También se había acostumbrado a sus ropajes, y a llevar corsé, aunque seguía sin gustarle. Le había crecido el pelo hasta el pecho, y adoraba llevarlo suelto y al natural, aunque tuviera que recogérselo o rizárselo casi siempre.

El coche de caballos les esperaba en la puerta de casa para llevarlos al trabajo. Alicia miraba el ambiente nevado por la ventana, a la gente congelada de frío y a los niños jugando de buena mañana. Cuando llegaron a la librería, abrieron las cortinas y barrieron la entrada de mármol entre los dos, sacando la pesada nieve. Enseguida llegaron los primeros, así que la joven se ausentó: se puso el abrigo y fue en busca del periódico diario y a continuación, se fue hasta el despacho del señor y se sentó en su butaca para leer las noticias del día: anunciaban fuertes ventiscas de nieve en los próximos días, hablaban sobre los resultados de las elecciones generales de hacía unas semanas y sobre la epidemia de cólera que estaba arrasando en los suburbios del barrio obrero. Se le erizó el bello del cuerpo pensando en como de mal lo estaría pasando la gente, entre el frío y la enfermedad.

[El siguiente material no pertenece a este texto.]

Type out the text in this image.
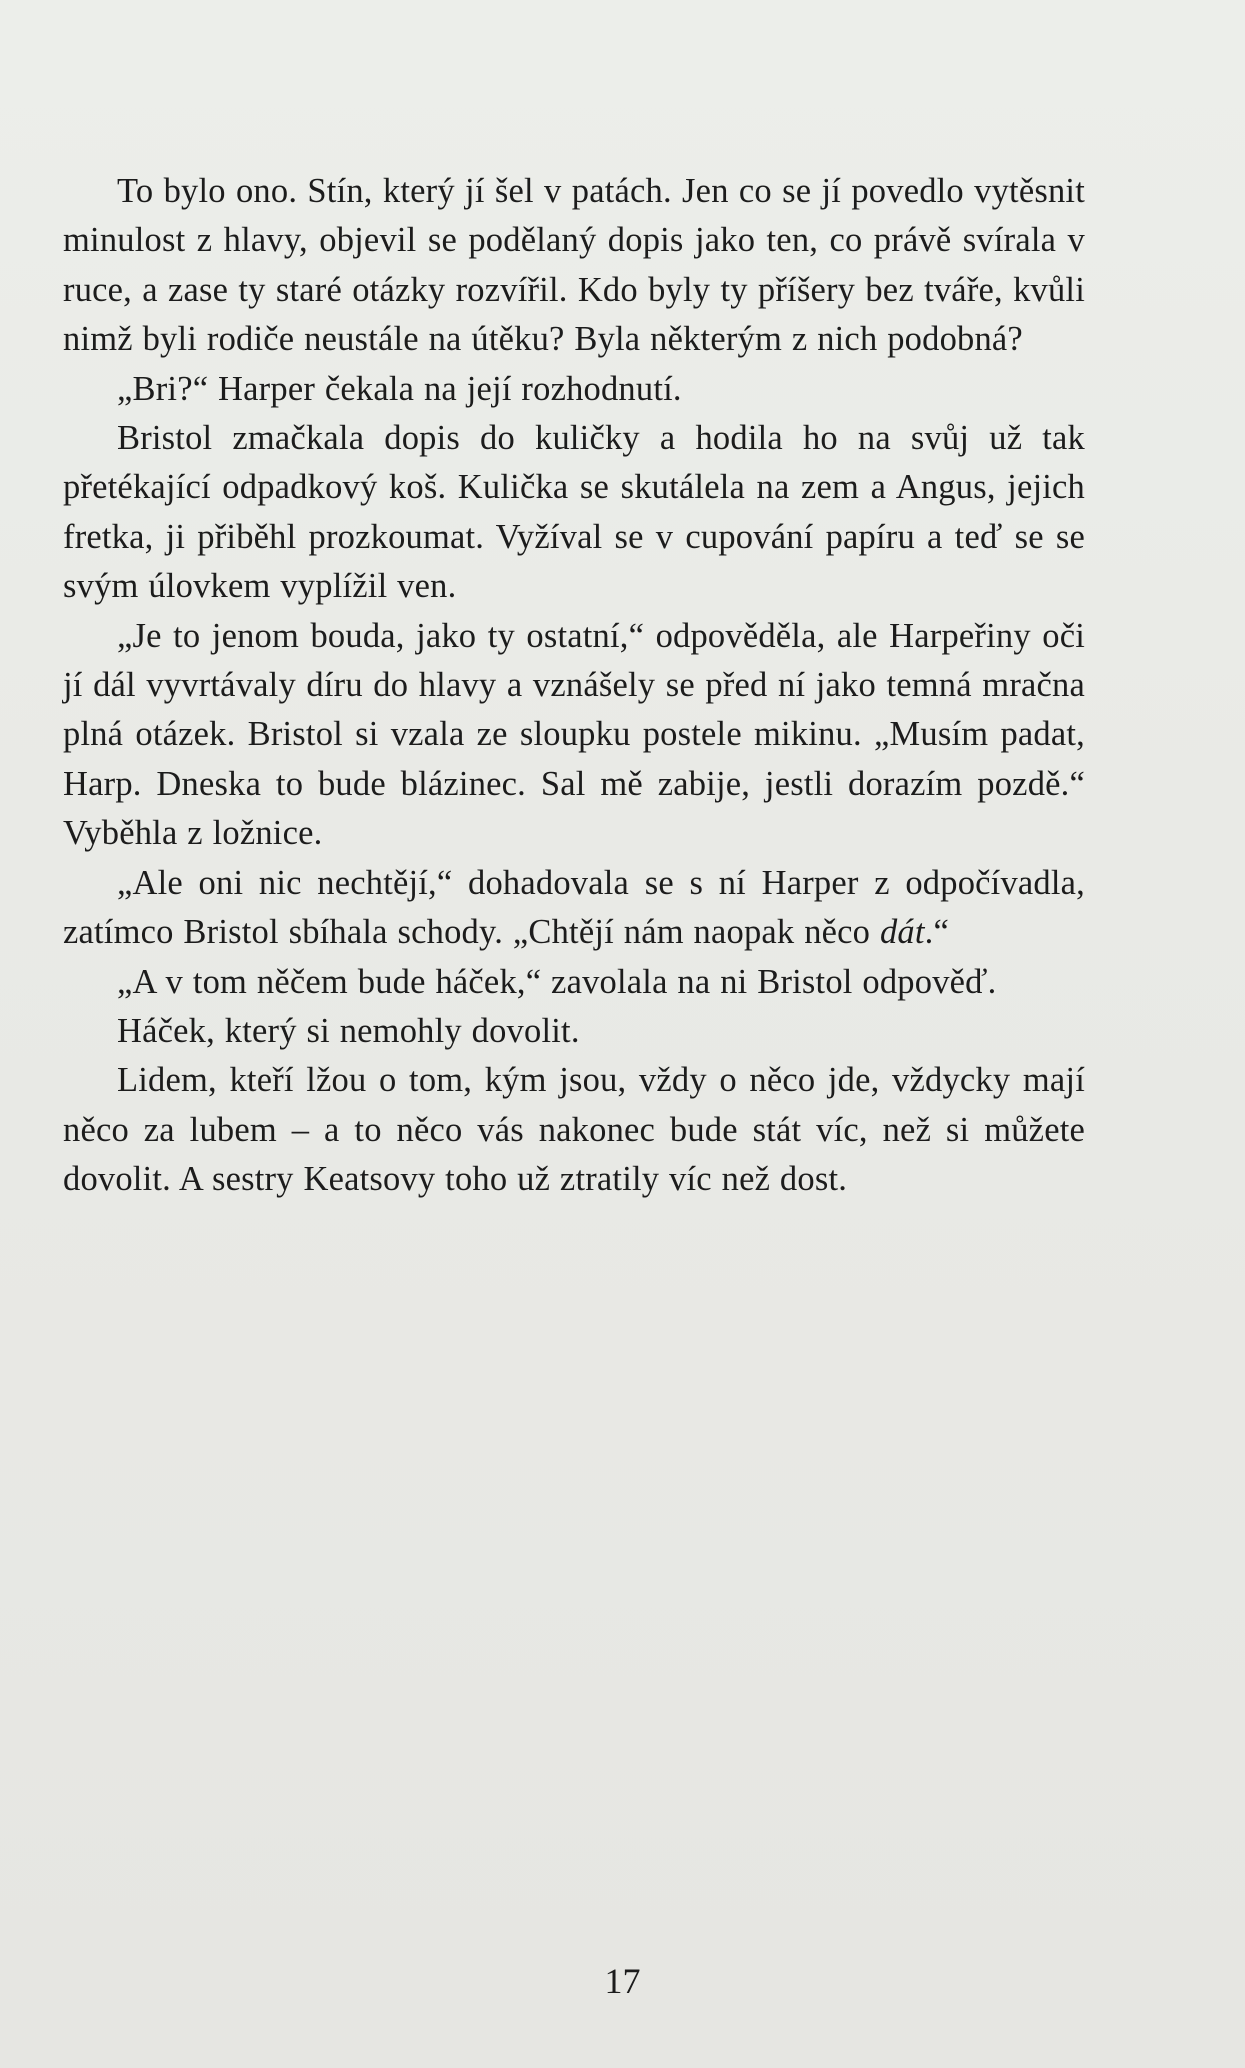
To bylo ono. Stín, který jí šel v patách. Jen co se jí povedlo vytěsnit minulost z hlavy, objevil se podělaný dopis jako ten, co právě svírala v ruce, a zase ty staré otázky rozvířil. Kdo byly ty příšery bez tváře, kvůli nimž byli rodiče neustále na útěku? Byla některým z nich podobná?

„Bri?“ Harper čekala na její rozhodnutí.

Bristol zmačkala dopis do kuličky a hodila ho na svůj už tak přetékající odpadkový koš. Kulička se skutálela na zem a Angus, jejich fretka, ji přiběhl prozkoumat. Vyžíval se v cupování papíru a teď se se svým úlovkem vyplížil ven.

„Je to jenom bouda, jako ty ostatní,“ odpověděla, ale Harpeřiny oči jí dál vyvrtávaly díru do hlavy a vznášely se před ní jako temná mračna plná otázek. Bristol si vzala ze sloupku postele mikinu. „Musím padat, Harp. Dneska to bude blázinec. Sal mě zabije, jestli dorazím pozdě.“ Vyběhla z ložnice.

„Ale oni nic nechtějí,“ dohadovala se s ní Harper z odpočívadla, zatímco Bristol sbíhala schody. „Chtějí nám naopak něco dát.“

„A v tom něčem bude háček,“ zavolala na ni Bristol odpověď.

Háček, který si nemohly dovolit.

Lidem, kteří lžou o tom, kým jsou, vždy o něco jde, vždycky mají něco za lubem – a to něco vás nakonec bude stát víc, než si můžete dovolit. A sestry Keatsovy toho už ztratily víc než dost.

17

Sabía que los chicos con los que estuvo conviviendo murieron años atrás, pues las siguientes veces que fue a ver, nunca se encontraban ahí, y esos establos cada vez presentaban una imagen más evidente de abandono. Le apenaba, claramente, pero casi no podía recordar los gestos o las voces de sus amigos, aunque si se acordaba de algunos detalles. Recordaba la sensación de desnudez que le producía la mirada de luna de Rudy Salvin, o la risa incontrolable y ahogada de Charly Kay, y de la clavicula llena de cicatrices de Félix, que solo de imaginar al pobre niño sufrir se le erizaba el bello de todo el cuerpo.